In short, it cannot be done, except in those cases where there is a critical and substantial defect in the evidence. And those situations are few and far between.
Under Michigan Law, as revised a few years ago, any combination of 3 alcohol-related Traffic Offenses within a person’s lifetime can result in a Felony charge. This changed the old law, which held that a person need to have 3 alcohol-related Traffic Offenses within 10 years in order for that 3rd Offense to be charged as a Felony. This means a person who had a DUI 32 years ago, and then another 27 years ago, and who is now charged with an alcohol-related Traffic Offense (usually OWI) can be charged with a Felony.
The State reasons, and you really can’t disagree, that if DUI’s could be expunged, a person could avoid being charged with a 2nd or even 3d (Felony) Offense until they picked up their 3rd or 4th charge, respectively.

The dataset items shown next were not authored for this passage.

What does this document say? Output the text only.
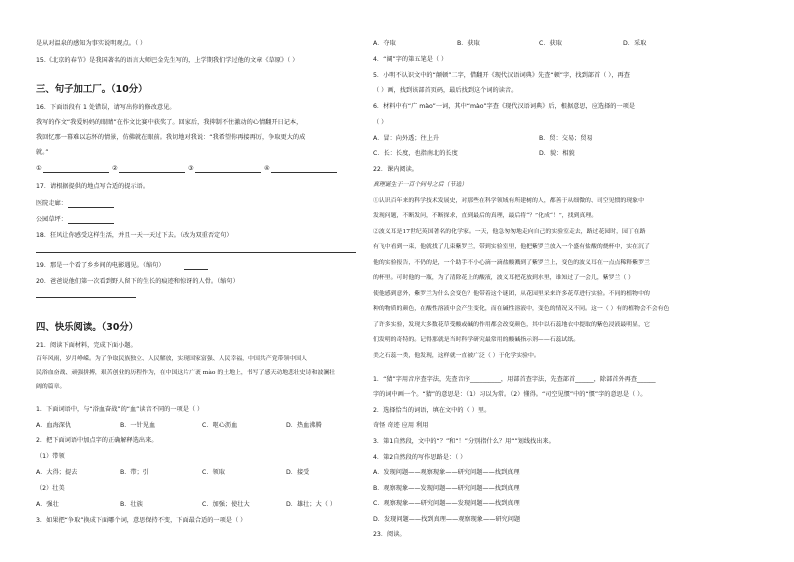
是从对温泉的感知为事实说明观点。（ ）
15.《北京的春节》是我国著名的语言大师巴金先生写的，上学期我们学过他的文章《草原》（ ）
三、句子加工厂。（10分）
16．下面语段有 1 处错误，请写出你的修改意见。
我写的作文“我爱妈妈的眼睛”在作文比赛中获奖了。回家后，我抑制不住激动的心情翻开日记本，
我回忆那一幕难以忘怀的情景，仿佛就在眼前。我切地对我说：“我希望你再接再厉，争取更大的成
就。”
①	②	③	④
17．请根据提供的地点写合适的提示语。
医院走廊：
公园草坪：
18．狂风让你感受这样生活，并且一天一天过下去。（改为双重否定句）
19．那是一个看了乡乡间的电影遇见。（缩句）
20．爸爸说他们第一次看到野人留下的生长的痕迹和惊讶的人骨。（缩句）
四、快乐阅读。（30分）
21．阅读下面材料，完成下面小题。
百年风雨，岁月峥嵘。为了争取民族独立、人民解放，实现国家富强、人民幸福，中国共产党带领中国人
民浴血奋战、顽强拼搏，艰苦创业的历程作为，在中国这片广袤 mào 的土地上，书写了感天动地悲壮史诗和波澜壮
阔的篇章。
1．下面词语中，与“浴血奋战”的“血”读音不同的一项是（ ）
A．血海深仇	B．一针见血	C．呕心沥血	D．热血沸腾
2．把下面词语中加点字的正确解释选出来。
（1）带领
A．大得；提去	B．带；引	C．领取	D．接受
（2）壮美
A．强壮	B．壮族	C．加强；使壮大	D．雄壮；大（ ）
3．如果把“争取”换成下面哪个词，意思保持不变，下面最合适的一项是（ ）
A．夺取	B．获取	C．获取	D．采取
4．“阔”字的第五笔是（ ）
5．小明不认识文中的“颠顿”二字，借翻开《现代汉语词典》先查“顿”字，找到部首（ ），再查
（ ）画，找到该部首页码，最后找到这个词的读音。
6．材料中有“广 mào”一词，其中“mào”字查《现代汉语词典》后，根据意思，应选择的一项是
（ ）
A．冒：向外透；往上升	B．贸：交易；贸易
C．长：长度，也指南北的长度	D．貌：相貌
22．课内阅读。
真理诞生于一百个问号之后（节选）
①认识百年来的科学技术发展史，对那些在科学领域有所建树的人，都善于从细微的、司空见惯的现象中
发现问题，不断发问，不断探求，直到最后的真理，最后将“？”化成“！”，找到真理。
②波义耳是17世纪英国著名的化学家。一天，他急匆匆地走向自己的实验室走去，路过花园时，园丁在路
有飞中看到一束，他就找了几束紫罗兰，带到实验室里，他把紫罗兰放入一个盛有盐酸的烧杯中，实在沉了
他的实验报告，不仍的是，一个助手不小心滴一滴盐酸溅到了紫罗兰上，变色的波义耳在一点点稀释紫罗兰
的杯里。可时他的一瓶，为了清除花上的酸液，波义耳把花放到水里，谁知过了一会儿，紫罗兰（ ）
使他感到意外，紫罗兰为什么会变色？他带着这个谜团，从花园里采来许多花草进行实验。不同的植物中的
种的物质的颜色，在酸性溶液中会产生变化，而在碱性溶液中，变色的情况又不同。这一（ ）有的植物会不会有色
了许多实验，发现大多数花草受酸或碱的作用都会改变颜色，其中以石蕊地衣中提取的紫色浸液最明显，它
们发明的奇特的。记得那就是当时科学研究最常用的酸碱指示剂——石蕊试纸。
美之石蕊一类，他发现，这样就一直被广泛（ ）于化学实验中。
1．“猜”字用音序查字法，先查音序__________，用部首查字法，先查部首______，除部首外再查______
字的词中画一个。“猜”的意思是：（1）习以为常。（2）懂得。“司空见惯”中的“惯”字的意思是（ ）。
2．选择恰当的词语，填在文中的（ ）里。
奇怪 奇迹 应用 利用
3．第1自然段，文中的“？”和“！”分别指什么？用“”划线找出来。
4．第2自然段的写作思路是：（ ）
A．发现问题——观察现象——研究问题——找到真理
B．观察现象——发现问题——研究问题——找到真理
C．观察现象——研究问题——发现问题——找到真理
D．发现问题——找到真理——观察现象——研究问题
23．阅读。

It’s a kind of Free Pass for DUI’s that no politician is ever likely to back.
That said, I agree with those who point out that it seems rather unfair that a person can come back to Court 5 years after they’re convicted of a very serious crime, like Delivery of Heroin, or Aggravated Assault, or Home Invasion, or even a whole host of Sex Crimes, and have it taken off their Record, while a person who got caught, on one occasion in their lives, after having had a few too many drinks, and is otherwise a hard-working, tax-paying and law-abiding member of society, is left without a remedy. That doesn’t seem right.
But, as the saying goes, it is what it is. I wouldn’t hold out much hope that DUI’s will someday be “Expungable.”
If there’s any good news here, it’s that most people will survive a DUI without much, if any, damage. Except for those who hold a CDL Endorsement, a 1st Offense DUI is not the end of the world. Contrary to the way things might feel at the moment a person is facing such a charge, it will not ruin their life.
But it will not go away, either. In that sense, getting a DUI is more like being branded as opposed to tattooed. There is no way to erase it.